Rapid Readout: Expert Perspectives on Multiple Sclerosis - Data from the 8th Joint ACTRIMS-ECTRIMS Meeting 2020 - Episode 2
A key opinion leader highlights the OLKIOS phase 3b study evaluating ofatumumab’s continued efficacy in patients previously treated with traditional anti-CD20 therapy, as well as concerns about switching from a humanized anti-CD20 monoclonal antibody to a fully human monoclonal antibody.
Mark Freedman, MD, MSc: The next study is called the OLIKOS. It was all about whether ofatumumab would maintain efficacy in patients who are coming from traditional anti-CD20 therapies, which are given every 6 months. There was some concern about the continued efficacy of switching from a humanized anti-CD20 monoclonal antibody to a fully human monoclonal antibody. Might there be differences in patients who have maintained benefits? I can’t see why that would be, but one would be concerned about the safety of switching between monoclonal antibodies.
OLIKOS was a 12-month prospective single-arm study because patients are moving from a previous therapy to this one with no comparator. They’re essentially looking at before and after. They had about 100 people who were being randomized through different centers throughout the US. These patients had been previously treated with at least 2 to 5 consecutive courses of either the ocrelizumab or rituximab molecules, both of which target anti-CD20. The last dose was between 4 and 9 months prior to enrollment. They also made sure that these patients were in the relapsing-remitting domain with EDSS [Expanded Disability Status Scale] scores lower than 5.5. They had to show some treatment effect of the previous anti-CD20 in that their B cells had to be substantially below 1%, which are essentially detectable levels in some laboratory tests.
In that sense, they were looking at patients who may have had a suboptimal response to CD20 in the past 6 months. Those patients were also of interest. The so-called suboptimal responders had to have at least 1 relapse, 2 or more Gad [gadolinium]-enhancing lesions or newer enlarging T2 lesions, or had discontinued anti-CD20 therapies because of infusion reactions or recurrent infections. These are the patients that they wanted to do without, so they were excluded for the purposes of seeing continued benefit. The investigators wanted to have no muddy waters here in terms of these patients who may not be responders to begin with.
All the patients were then put onto active therapy. They received the usual dosing. The primary end point was whether there would be a change in MRI at the 12-month mark following enrollment. Then they looked at a number of secondary end points, but didn’t report on everything, such as changes in immune markers, patient satisfaction with the switch, tolerability, and safety. The study design was presented, but we don’t have any results. This is something that’s being generated now, and we’ll have this result perhaps next year at the ECTRIMS [European Committee for Treatment and Research in Multiple Sclerosis] annual congress.
The benefit of such a study would be because, in the real world, there are a lot of people who are taking off-label rituximab. Now that ofatumumab is licensed as a product, maybe they could enroll onto a proper-labeled therapy for relapsing disease and avoid the necessity of coming to infusion centers to have these done. There is a potential, at least for rituximab, which is a humanized monoclonal antibody that is perhaps more associated with infusion reactions, to avoid those completely by moving to a self-administered subcutaneous injection. There are some theoretical and societal advantages of doing your own therapy, rather than having to go to a center, especially in the midst of a pandemic.
The likelihood is that a number of people are going to be making this transition in real life.

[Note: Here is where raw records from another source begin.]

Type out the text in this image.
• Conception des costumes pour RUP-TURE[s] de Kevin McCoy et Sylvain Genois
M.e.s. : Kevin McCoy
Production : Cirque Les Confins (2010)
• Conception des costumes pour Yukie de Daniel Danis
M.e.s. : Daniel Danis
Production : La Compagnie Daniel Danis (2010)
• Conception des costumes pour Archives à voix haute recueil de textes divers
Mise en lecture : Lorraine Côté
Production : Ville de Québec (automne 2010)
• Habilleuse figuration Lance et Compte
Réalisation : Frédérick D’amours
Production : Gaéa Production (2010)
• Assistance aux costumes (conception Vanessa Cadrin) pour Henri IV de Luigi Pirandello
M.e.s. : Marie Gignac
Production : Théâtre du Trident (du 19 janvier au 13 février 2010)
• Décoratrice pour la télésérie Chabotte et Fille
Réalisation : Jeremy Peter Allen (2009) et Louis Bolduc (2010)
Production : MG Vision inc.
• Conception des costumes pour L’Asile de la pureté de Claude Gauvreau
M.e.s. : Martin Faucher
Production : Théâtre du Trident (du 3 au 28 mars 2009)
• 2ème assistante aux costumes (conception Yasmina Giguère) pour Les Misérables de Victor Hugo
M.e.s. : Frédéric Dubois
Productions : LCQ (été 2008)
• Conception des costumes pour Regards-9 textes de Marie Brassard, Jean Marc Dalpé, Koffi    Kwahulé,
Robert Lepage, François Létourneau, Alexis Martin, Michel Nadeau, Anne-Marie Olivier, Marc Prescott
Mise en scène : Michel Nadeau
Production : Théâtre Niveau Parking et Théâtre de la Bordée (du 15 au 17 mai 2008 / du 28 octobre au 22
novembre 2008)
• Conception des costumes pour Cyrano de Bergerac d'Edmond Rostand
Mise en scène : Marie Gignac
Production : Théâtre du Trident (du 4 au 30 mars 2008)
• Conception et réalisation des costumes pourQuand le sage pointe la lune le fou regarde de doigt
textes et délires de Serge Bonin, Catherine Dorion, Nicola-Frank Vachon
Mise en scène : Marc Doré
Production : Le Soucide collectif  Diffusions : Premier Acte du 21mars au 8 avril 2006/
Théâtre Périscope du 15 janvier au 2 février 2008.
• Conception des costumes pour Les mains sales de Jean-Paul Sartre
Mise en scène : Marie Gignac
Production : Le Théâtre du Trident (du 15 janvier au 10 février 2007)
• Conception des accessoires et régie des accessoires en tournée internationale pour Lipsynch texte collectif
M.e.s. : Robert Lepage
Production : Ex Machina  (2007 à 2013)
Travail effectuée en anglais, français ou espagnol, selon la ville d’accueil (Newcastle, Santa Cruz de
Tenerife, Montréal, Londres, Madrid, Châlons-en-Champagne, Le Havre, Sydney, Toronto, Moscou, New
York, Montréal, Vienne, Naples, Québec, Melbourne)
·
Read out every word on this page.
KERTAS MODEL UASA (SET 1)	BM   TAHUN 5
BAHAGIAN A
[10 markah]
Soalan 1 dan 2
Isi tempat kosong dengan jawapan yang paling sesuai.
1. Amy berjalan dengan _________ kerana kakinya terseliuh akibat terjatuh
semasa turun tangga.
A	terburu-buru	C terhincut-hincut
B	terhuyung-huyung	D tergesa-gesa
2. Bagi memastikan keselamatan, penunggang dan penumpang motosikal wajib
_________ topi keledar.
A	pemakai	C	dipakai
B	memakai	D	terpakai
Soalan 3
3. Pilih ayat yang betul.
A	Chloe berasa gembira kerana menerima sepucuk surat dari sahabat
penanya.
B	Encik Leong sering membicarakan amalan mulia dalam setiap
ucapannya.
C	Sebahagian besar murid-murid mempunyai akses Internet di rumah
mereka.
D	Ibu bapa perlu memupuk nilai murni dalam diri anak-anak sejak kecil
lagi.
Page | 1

Being able to show them that making the transition doesn’t affect the continued benefit of the anti-CD20 therapy is obviously a goal of this investigation. The other factor is that there are potential theoretical safety issues of moving from one monoclonal antibody to another in the context of treating MS [multiple sclerosis]. Would this raise any safety issues? One needs to show that that is not the case.